Les Ballets Trockadero de Monte Carlo, based in New York, may be a bunch of drag queens in pointe shoes hawking sight gags and stumbling here and there, but when it comes to the spirit of ballet, it embodies it more clearly than a lot of the big-ticket companies I watch wander lost in a hall of mirrors. On a behemoth program at the Harris Theater Wednesday night (Trock was billed to play four pieces and added two more), it brought a satirical angle to Petipa, Cunningham, Bournonville and Balanchine, telling you more about who those choreographers really were than you might get in a year of freshman dance history.

In La Vivandière Pas de Six, for example, the central joke is the pairing of the Amazonian Katerina Bychkova (Joshua Grant) with Ketevan Iosifidi (Long Zou, an London-trained Chinese dancer who’s maybe 5’1”). He gets tossed around and disappears behind her—hilarity ensues. (Grant, in a fiery red wig and manic grin, plays Bychkova’s ballerina-as-pro-dom to a T.) But here’s the thing: They’re spectacular dancers, and most of what makes Vivandière funny isn’t as much their antics as it is the fact that they’re able enough with the fiendishly difficult choreography to delicately garnish it with shenanigans. Patterns in Space, the Trock’s spoof of Cunningham and Cage, is a skewering of postmodern dance so spot-on I imagine the revered late dance maker would enjoy it as much as anyone does a sharp roast.
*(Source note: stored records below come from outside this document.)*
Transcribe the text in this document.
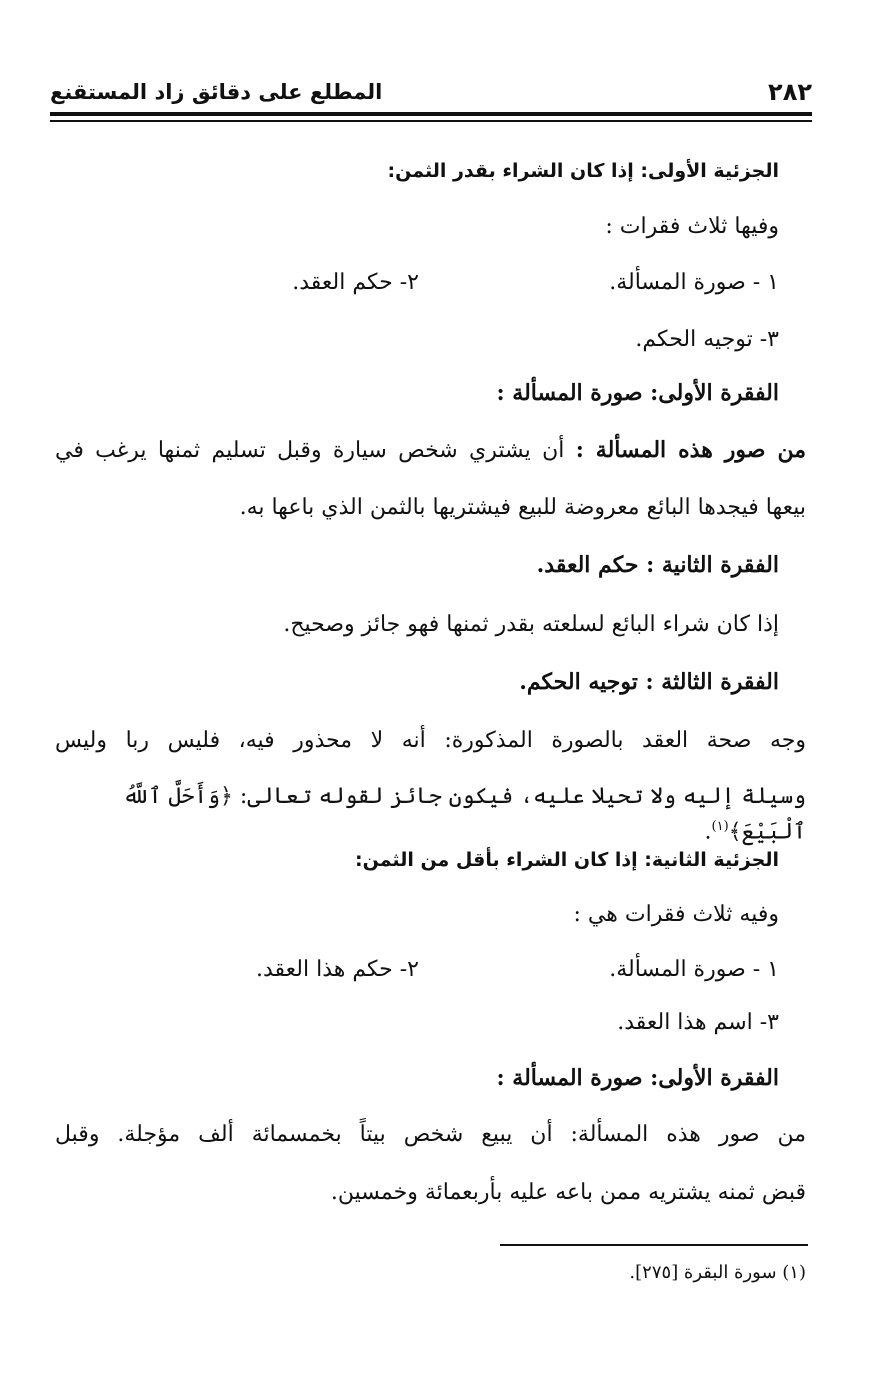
٢٨٢
المطلع على دقائق زاد المستقنع
الجزئية الأولى: إذا كان الشراء بقدر الثمن:
وفيها ثلاث فقرات :
١ - صورة المسألة.
٢- حكم العقد.
٣- توجيه الحكم.
الفقرة الأولى: صورة المسألة :
من صور هذه المسألة : أن يشتري شخص سيارة وقبل تسليم ثمنها يرغب في
بيعها فيجدها البائع معروضة للبيع فيشتريها بالثمن الذي باعها به.
الفقرة الثانية : حكم العقد.
إذا كان شراء البائع لسلعته بقدر ثمنها فهو جائز وصحيح.
الفقرة الثالثة : توجيه الحكم.
وجه صحة العقد بالصورة المذكورة: أنه لا محذور فيه، فليس ربا وليس
وسيلة إليه ولا تحيلا عليه، فيكون جائز لقوله تعالى: ﴿وَأَحَلَّ ٱللَّهُ ٱلْبَيْعَ﴾$^{(١)}$.
الجزئية الثانية: إذا كان الشراء بأقل من الثمن:
وفيه ثلاث فقرات هي :
١ - صورة المسألة.
٢- حكم هذا العقد.
٣- اسم هذا العقد.
الفقرة الأولى: صورة المسألة :
من صور هذه المسألة: أن يبيع شخص بيتاً بخمسمائة ألف مؤجلة. وقبل
قبض ثمنه يشتريه ممن باعه عليه بأربعمائة وخمسين.
(١) سورة البقرة [٢٧٥].
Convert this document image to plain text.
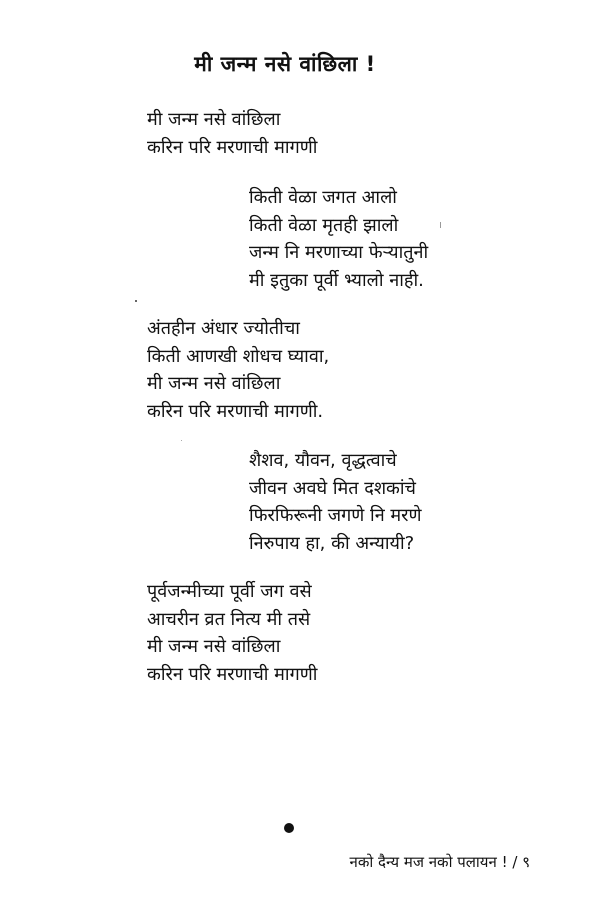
मी जन्म नसे वांछिला !
मी जन्म नसे वांछिला
करिन परि मरणाची मागणी
किती वेळा जगत आलो
किती वेळा मृतही झालो
जन्म नि मरणाच्या फेऱ्यातुनी
मी इतुका पूर्वी भ्यालो नाही.
अंतहीन अंधार ज्योतीचा
किती आणखी शोधच घ्यावा,
मी जन्म नसे वांछिला
करिन परि मरणाची मागणी.
शैशव, यौवन, वृद्धत्वाचे
जीवन अवघे मित दशकांचे
फिरफिरूनी जगणे नि मरणे
निरुपाय हा, की अन्यायी?
पूर्वजन्मीच्या पूर्वी जग वसे
आचरीन व्रत नित्य मी तसे
मी जन्म नसे वांछिला
करिन परि मरणाची मागणी
नको दैन्य मज नको पलायन ! / ९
As Majismas began, it seemed strange the company would close an evening of non-stop hijinks with what is essentially a straightforward, plotless ballet—four of the Trocks’s stronger dancers are featured out of drag, in fact, for a macho pas de quatre. Raffaele Morra’s choreography for it, like the rest of the program, calls for all the stamina and technique required of “real” ballet dancers, maybe more. I and the rest of the audience sat quietly, waiting to guffaw again. What quickly became evident, though, was that this is a company that is just as much a joy to watch play it straight. Behind the false eyelashes and fake boobs, this company may actually love ballet more than those to whom it’s ostensibly been entrusted.